Milan: “Initially people think of two factors: capital expenditure versus operational expenditure…however, there are a lot of other costs to migration that our clients do not consider. First of all, you want to look at your portfolio and decide what makes sense to migrate to the cloud and what makes sense to keep on premises. And then when you decide to move something to the cloud then you have to do a detailed evaluation and determine what is it going to take to move it. Older monolithic applications were written for a single thread of execution on a piece of iron that you own in your data center. One of the attractions of moving to cloud is this dynamic nature of it. It can scale up and scale down to handle demand and it used multiple threads of execution. If you have a single threaded monolithic application and you just move it to cloud it’s not going to be any faster in fact it may be slower because you have more interactions across a wider network in order to execute any single action. So you have to evaluate that carefully and realize there is a cost involved with cloud migration. If you are going to migrate that application after all another cost is to get some experts to rewrite it to take advantage of multi threads.

And there are more factors to take into account. There is licensing. Is the software licensing model compatible with a cloud based infrastructure? Maybe not. You might find you are in violation of a licensing agreement once you move your application to the cloud. Or some of the components your application uses may be licensed for a particular type of use and licensing those for multiple threads from the cloud violates that.
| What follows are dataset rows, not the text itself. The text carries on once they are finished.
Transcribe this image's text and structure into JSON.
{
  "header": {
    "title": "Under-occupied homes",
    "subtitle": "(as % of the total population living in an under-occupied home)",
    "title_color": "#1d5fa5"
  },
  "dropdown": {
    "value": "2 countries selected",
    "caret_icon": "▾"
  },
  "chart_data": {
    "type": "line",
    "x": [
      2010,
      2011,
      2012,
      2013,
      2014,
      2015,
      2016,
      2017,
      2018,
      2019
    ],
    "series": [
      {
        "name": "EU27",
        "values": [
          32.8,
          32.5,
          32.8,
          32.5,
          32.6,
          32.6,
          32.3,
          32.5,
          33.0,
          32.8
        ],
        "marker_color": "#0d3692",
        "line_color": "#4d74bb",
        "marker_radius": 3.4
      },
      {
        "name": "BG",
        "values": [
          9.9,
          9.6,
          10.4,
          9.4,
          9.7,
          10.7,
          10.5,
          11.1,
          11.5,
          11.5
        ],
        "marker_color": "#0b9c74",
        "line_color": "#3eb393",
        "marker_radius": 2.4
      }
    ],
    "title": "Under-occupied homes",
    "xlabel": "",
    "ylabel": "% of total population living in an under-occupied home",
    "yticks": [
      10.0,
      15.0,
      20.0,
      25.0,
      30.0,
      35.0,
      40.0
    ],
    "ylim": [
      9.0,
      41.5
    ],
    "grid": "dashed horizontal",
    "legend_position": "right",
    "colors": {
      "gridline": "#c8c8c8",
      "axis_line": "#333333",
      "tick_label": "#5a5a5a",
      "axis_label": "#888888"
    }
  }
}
And there is manageability. Can you manage things after you have moved them to the cloud? You are still responsible to your customers for the performance even if the application sits in the cloud. So you want to be able to manage that and monitor it very well both to enforce the SLA with the provider and to ensure customers are getting good response time. If you have poor performance and you lose customers because of poor performance the provider may pay you a penalty for violating the SLA, but you never get that customer back.

So it is more important than ever to be proactive and predictive in monitoring and managing those cloud based components that affect customer satisfaction.”